Die Wende kam schließlich auf zwei Wegen – zum einen durch die Beschäftigung mit der Ernährung meines Katers, der nicht mehr das billige Aldi-Futter bekommen sollte, sondern nun einer Biofutterdiät unterzogen wurde. Dies war ein wichtiger Anstoß zu weiteren Überlegungen. Was ich meinem Kater da auf den Teller tat, führte schließlich zu der Frage, was denn überhaupt auf meinem eigenen Teller landete. Nach einem halben Jahr der Unentschlossenheit und des Biokäses sah ich mir noch einmal diese Dokumentation an. Es war neben den mitleiderregenden Bildern der Rinder vor allem die Szene, in der eine Gruppe Schweine aus einem engen Wartepferch „endlich“ zur Kohlendioxid-Betäubung und anschließenden Tötung geschleust wurde, die sich mir überdeutlich einprägte.

Insgesamt war mir nach dem neuerlichen Ansehen der drei Filme endlich klar: So geht es nicht weiter, vegetarisch reicht nicht. Die Eingrenzung auf die Ernährung habe ich auch über Bord geworfen, ich wollte mehr Konsequenz in mein Leben bringen und mich eingehender mit der Thematik auseinandersetzen. In den seither vergangenen Jahren habe ich mich kontinuierlich weiter informiert, Grenzen abgesteckt und hin und wieder verschoben, mich ausgetauscht, eine Zeitlang für einen Lebenshof gearbeitet, viele Menschen getroffen, und aus meiner Liebe für Kinderbücher und dem eklatanten Mangel an guten vegantauglichen Kinderbüchern ist schließlich dieses Blog entstanden.

Die Dokumentation

In der dreiteiligen Dokumentation gehen Regisseur Christian Rohde und sein Team auf die Suche nach glücklichen Nutztieren – Hühnern, Schweinen, Kühen und Fischen. Finden tun sie keine, nur unzählig viele eingesperrte Individuen sowie einige wenige, die das relative Glück haben, vor ihrem Tod immerhin etwas frische Luft, Gras und Sand spüren zu dürfen. Allen gemeinsam ist jedoch, dass sie Ware, Produkt sind und ihnen das elementarste aller Rechte, das Recht auf Leben, aberkannt wird. Das Erstaunliche an der Reihe ist, dass am Ende nicht das Standardsprüchlein vergleichbarer Produktionen aufgesagt wird, dass man seinen Fleischkonsum einschränken, auf die Herkunft und auf Biosiegel achten solle. Kein Wort davon. Am Schluss des ersten Teils sieht man ein während der Dreharbeiten aus einer Legebatterie befreites Huhn auf der Weide. Eines von Millionen, eines, das dem üblichen Ende als Suppenhuhn entgangen ist.
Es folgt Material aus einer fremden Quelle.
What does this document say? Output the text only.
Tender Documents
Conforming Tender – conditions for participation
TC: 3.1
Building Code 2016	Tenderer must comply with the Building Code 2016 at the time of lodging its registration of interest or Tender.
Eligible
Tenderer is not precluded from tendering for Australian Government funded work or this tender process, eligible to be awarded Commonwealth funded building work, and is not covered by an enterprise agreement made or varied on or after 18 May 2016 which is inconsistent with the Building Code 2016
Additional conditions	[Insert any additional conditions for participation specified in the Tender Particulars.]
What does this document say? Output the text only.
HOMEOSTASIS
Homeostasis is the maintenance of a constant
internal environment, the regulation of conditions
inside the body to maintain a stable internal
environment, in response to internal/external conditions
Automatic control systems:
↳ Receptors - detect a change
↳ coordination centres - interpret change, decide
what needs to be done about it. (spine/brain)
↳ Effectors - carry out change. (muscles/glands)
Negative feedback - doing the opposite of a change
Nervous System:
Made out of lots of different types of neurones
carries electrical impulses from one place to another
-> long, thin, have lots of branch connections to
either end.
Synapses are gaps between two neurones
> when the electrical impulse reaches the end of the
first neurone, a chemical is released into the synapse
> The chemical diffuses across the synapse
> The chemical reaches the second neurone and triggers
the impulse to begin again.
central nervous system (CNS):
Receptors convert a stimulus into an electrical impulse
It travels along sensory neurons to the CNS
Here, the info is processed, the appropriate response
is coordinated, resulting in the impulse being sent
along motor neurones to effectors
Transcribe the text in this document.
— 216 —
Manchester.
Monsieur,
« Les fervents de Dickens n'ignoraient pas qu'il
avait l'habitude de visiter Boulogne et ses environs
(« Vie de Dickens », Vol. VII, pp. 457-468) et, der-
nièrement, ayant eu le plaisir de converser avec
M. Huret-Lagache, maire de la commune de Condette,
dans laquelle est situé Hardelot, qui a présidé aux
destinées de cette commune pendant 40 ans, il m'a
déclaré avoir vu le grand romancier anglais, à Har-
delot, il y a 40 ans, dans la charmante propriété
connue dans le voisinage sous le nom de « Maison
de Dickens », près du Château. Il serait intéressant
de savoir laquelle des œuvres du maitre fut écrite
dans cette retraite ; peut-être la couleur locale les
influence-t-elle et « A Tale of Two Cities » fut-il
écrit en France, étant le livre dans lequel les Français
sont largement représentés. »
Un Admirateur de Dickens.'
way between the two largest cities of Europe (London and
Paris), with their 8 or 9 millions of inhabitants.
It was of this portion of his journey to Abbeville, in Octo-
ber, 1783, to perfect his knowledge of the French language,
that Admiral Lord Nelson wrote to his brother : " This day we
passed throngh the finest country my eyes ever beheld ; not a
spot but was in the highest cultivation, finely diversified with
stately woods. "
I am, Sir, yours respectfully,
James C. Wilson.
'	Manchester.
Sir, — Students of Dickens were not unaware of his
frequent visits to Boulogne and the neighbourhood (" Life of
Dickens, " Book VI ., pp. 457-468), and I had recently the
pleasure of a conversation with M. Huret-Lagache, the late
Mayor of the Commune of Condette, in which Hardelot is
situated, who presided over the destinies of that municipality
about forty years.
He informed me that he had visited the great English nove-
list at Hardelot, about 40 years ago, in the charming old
Im Folgenden habe ich einige Zahlen und Zusammenhänge aus der Reihe notiert. Derzeit findet man alle drei Teile in der Mediathek von Planet Schule, einem Gemeinschaftsprojekt für mediales Schulfernsehen von WDR und SWR (sollten die Links nicht mehr funktionieren, freue ich mich über einen Hinweis).

Auf der Suche nach dem glücklichen Huhn

– sieben Milliarden Eier werden pro Jahr in Deutschland verbraucht
– im Durchschnitt verspeist jede/r Deutsche pro Jahr 18,5 Kilogramm Hühnerfleisch, das sind für alle Deutschen 1,6 Millionen Tonnen pro Jahr
– 22 Masthühner teilen sich am Ende der ca. 30-tägigen Mastzeit einen Quadratmeter im Stall
– der Mäster erhält etwa 20 Cent pro Masttier
– in einem einzigen Schlachthof können 155.000 Tiere pro Tag geschlachtet werden
– in Deutschland leben 40 Millionen Legehennen
– seit 2007 heißt Käfighaltung Kleinvolierenhaltung
– „Die Tiere sind sehr glücklich, sonst würden wir die Leistung nicht haben“ (Ausspruch eines Käfigeier-Produzenten)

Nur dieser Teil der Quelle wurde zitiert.